91,1kg und das Ritter-Sport-Einhorn-Desaster

Wie mir selbst und Euch angedroht habe ich gestern auf das Abendessen verzichtet. Siehe da, ohne etwas bemerkt zu haben wie, fehlen plötzlich 1600 Gramm von mir. Soll recht sein.

Heute gibt es Abendessen, ich koche Schinkennudeln überbacken. Der Schinken und der Käse sollten weg. Dazu gibt es Feldsalat. Der sollte nämlich auch weg. Morgen ebenfalls, zwar gehe ich zu Ralf Ruthe, aber ich mußte den Abend umdisponieren und werde nun mit meinen Damen etwas essen.

Das wird sicherlich besser klappen als die Einhorn-Aktion von Ritter Sport!

Einhornschokolade Pappschuber

Die Geschichte beginnt mit einer Marketingaktion des Schokoladenherstellers Ritter. Dort wurde eine Glitzerschokolade entwickelt, die in neutraler Verpackung mit einem Pappfolder aussenrum als „Einhorn-Schokolade“ vermarktet werden sollte.

Der Vertrieb sollte über den eigenen Onlineshop, den Ritter-Store in Berlin und den Fabrikverkauf in Waldenbuch laufen.

Sollte.

Der Onlineshop brach umgehend nach Verkaufsstart zusammen und binnen weniger Stunden waren die Shops ausverkauft. Ritter hatte die Schokolade in den sozialen Medien beworben.

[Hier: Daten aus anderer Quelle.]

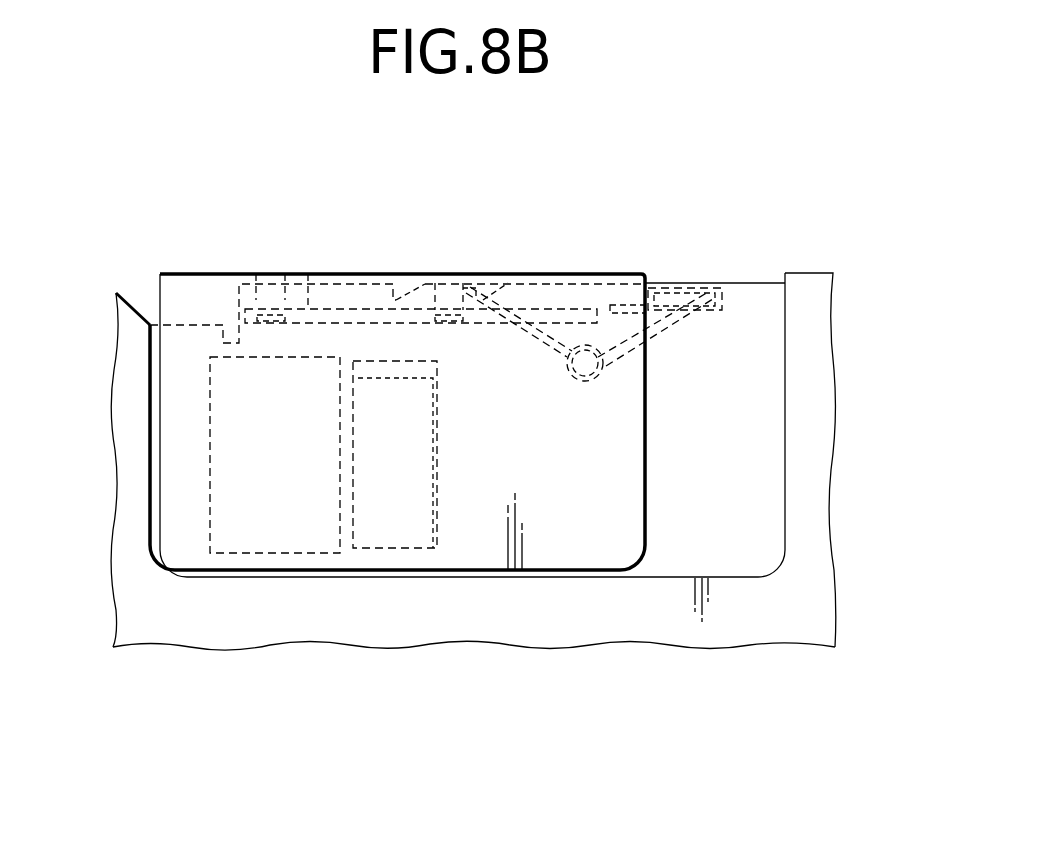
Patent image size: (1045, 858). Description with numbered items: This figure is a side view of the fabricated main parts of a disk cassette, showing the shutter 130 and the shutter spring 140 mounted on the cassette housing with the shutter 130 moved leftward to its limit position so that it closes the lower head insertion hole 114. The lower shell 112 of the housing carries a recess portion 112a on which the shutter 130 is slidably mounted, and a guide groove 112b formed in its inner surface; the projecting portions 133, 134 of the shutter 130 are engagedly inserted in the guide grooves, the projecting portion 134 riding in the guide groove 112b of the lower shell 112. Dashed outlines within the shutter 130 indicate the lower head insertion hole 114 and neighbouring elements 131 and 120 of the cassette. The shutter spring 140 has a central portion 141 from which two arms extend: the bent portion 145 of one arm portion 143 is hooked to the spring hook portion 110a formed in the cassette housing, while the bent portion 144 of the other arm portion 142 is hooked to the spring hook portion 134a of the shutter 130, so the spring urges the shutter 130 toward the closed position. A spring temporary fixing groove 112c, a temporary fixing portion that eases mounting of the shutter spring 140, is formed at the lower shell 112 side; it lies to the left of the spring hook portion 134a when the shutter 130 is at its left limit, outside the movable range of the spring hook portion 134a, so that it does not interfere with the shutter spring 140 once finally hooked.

The spring hook portion 110a is at (655, 283).
The lower shell 112 is at (816, 285).
The recess portion 112a is at (763, 287).
The guide groove 112b is at (310, 272).
The spring temporary fixing groove 112c is at (412, 290).
The lower head insertion hole 114 is at (364, 550).
The battery 120 is at (422, 535).
The shutter 130 is at (177, 274).
The cover recess 131 is at (255, 538).
The projecting portion 133 is at (280, 292).
The projecting portion 134 is at (439, 290).
The spring hook portion 134a is at (485, 298).
The shutter spring 140 is at (667, 384).
The pivot shaft 141 is at (588, 381).
The arm portion 142 is at (532, 340).
The arm portion 143 is at (672, 327).
The bent portion 144 is at (472, 292).
The bent portion 145 is at (712, 290).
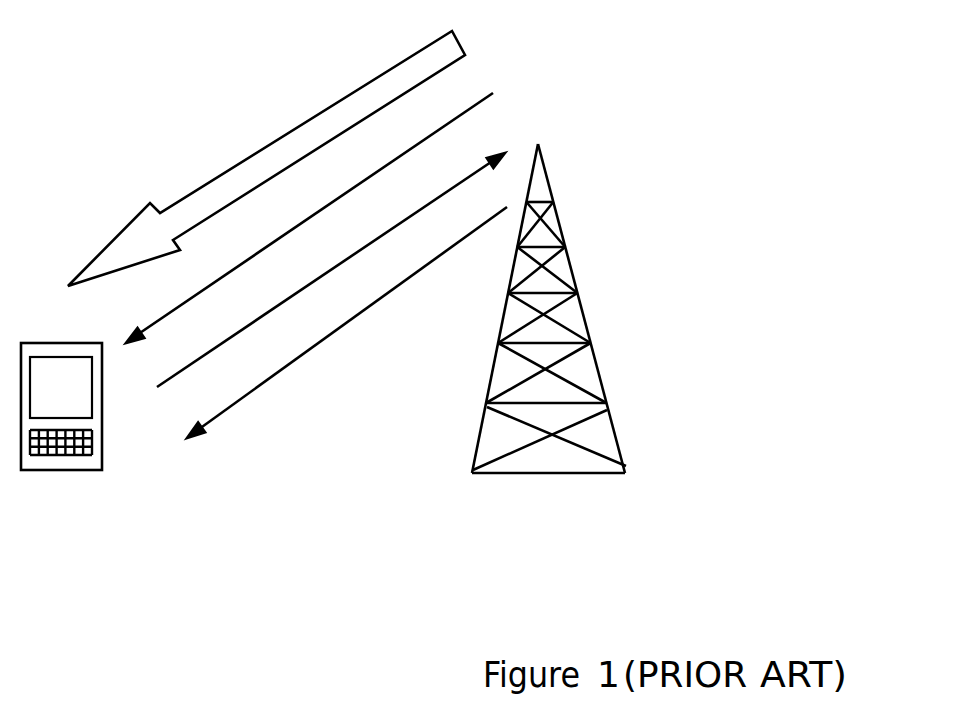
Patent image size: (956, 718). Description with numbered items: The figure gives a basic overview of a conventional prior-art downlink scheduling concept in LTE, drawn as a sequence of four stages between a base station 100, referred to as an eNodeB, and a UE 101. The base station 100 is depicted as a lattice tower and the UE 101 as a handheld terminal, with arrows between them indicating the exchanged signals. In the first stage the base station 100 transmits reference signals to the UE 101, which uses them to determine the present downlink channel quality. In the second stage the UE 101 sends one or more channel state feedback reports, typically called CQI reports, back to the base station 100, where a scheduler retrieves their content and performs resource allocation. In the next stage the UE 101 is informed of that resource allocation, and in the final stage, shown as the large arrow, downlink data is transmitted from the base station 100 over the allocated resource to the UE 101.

The base station 100 is at (553, 467).
The UE 101 is at (82, 472).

Wieder einmal ging eine Marketingaktion in die Hose. Ich warte heute noch auf mein „Ritter-Sport-Olympia-Poloshirt“ welches ich dort mal gewonnen, aber nie bekommen habe. Auch der Fabrikverkauf hat wesentlich an Charme verloren.  Fast alles gibt es zum UVP und damit teuer als beim Edeka im Ort um die Ecke. Die Auswahl an MHD-Ware, Versuchsprodukten und vor allem Bruchschokolade ist viel viel kleiner geworden. Hinfahren ist nur noch etwas für die Umgebung und viellicht noch Kinder. Hier wurde mit dem Neubau das Konzept so richtig versenkt. Schade. Die Lindt- und Milka-Outlets in z. B. Metzingen oder Geislingen bietet mehr.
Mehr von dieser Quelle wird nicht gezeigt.